Find out on Pearl and keep score across every place in 2023 OAD Top Restaurants in South America Ranked.
Overview
The 2023 OAD South America rankings cover 44 restaurants across 10 countries and 17 cities. Peru claims the top spot with Mil Centro in Moray, while Lima dominates with four venues in the top 10. Argentina's Don Julio takes third, and Chile's Boragó lands fourth. The list represents dining across the continent from La Paz to Rio de Janeiro.
This edition spans 17 cities across South America, with Peru securing three of the top five positions—Mil Centro at #1, Kjolle at #5, and two additional Lima restaurants in the top 10. Argentina, Chile, Brazil, and Bolivia all place venues in the upper ranks. Don Julio represents Buenos Aires at #3, Santiago's Boragó takes #4, and La Paz's Gustu claims #6. Brazil appears twice in the top 10 with São Paulo's D.O.M. at #7 and Rio's Lasai at #8. The concentration of Lima restaurants in elite positions—four in the top 10—shows the city's density of recognized dining. The 10-country spread demonstrates OAD's reach across the continent.

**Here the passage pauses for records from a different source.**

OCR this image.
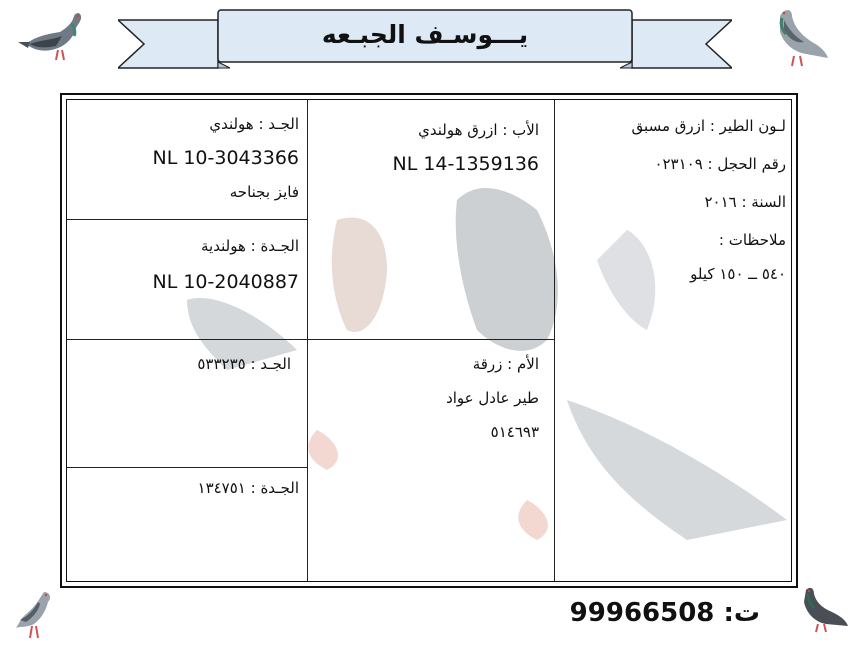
يـــوسـف الجبـعه
الجـد : هولندي
NL 10-3043366
فايز بجناحه
الجـدة : هولندية
NL 10-2040887
الجـد : ٥٣٣٢٣٥
الجـدة : ١٣٤٧٥١
الأب : ازرق هولندي
NL 14-1359136
الأم : زرقة
طير عادل عواد
٥١٤٦٩٣
لـون الطير : ازرق مسبق
رقم الحجل : ٠٢٣١٠٩
السنة : ٢٠١٦
ملاحظات :
٥٤٠ ــ ١٥٠ كيلو
ت: 99966508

The 2023 OAD South America list puts Mil Centro on top, a restaurant in Moray, Peru that claims the #1 position. Don Julio in Buenos Aires takes third, while Santiago's Boragó and Lima's Kjolle round out the top five. Lima places four restaurants in the top 10—more than any other city—with Kjolle, La Picanteria, and Mérito joining the upper ranks. Brazil contributes two of the elite 10 with D.O.M. in São Paulo and Lasai in Rio de Janeiro. The 44 restaurants span 10 countries, from Bolivia to Brazil, representing the breadth of South American dining across 17 cities.
This 44-restaurant edition demonstrates Peru's command of the upper rankings, with Mil Centro leading from Moray and Lima contributing multiple top-10 placements. The list balances major dining capitals—Buenos Aires, Santiago, Lima, São Paulo—with less expected locations like La Paz, where Gustu ranks sixth. Don Julio's third-place finish marks Argentina's highest-ranked entry, while Chile's Boragó at fourth represents Santiago. Brazil's dual representation in the top 10 comes from both São Paulo and Rio de Janeiro, the country's two largest cities.
The 17-city spread shows geographic diversity, though Lima's concentration of four top-10 venues reveals where OAD voters focus their attention. The 10-country reach extends across the continent, capturing restaurants from established fine-dining markets and emerging scenes. The rankings mix coastal cities with high-altitude destinations, reflecting South America's varied dining landscape from sea level to the Andes.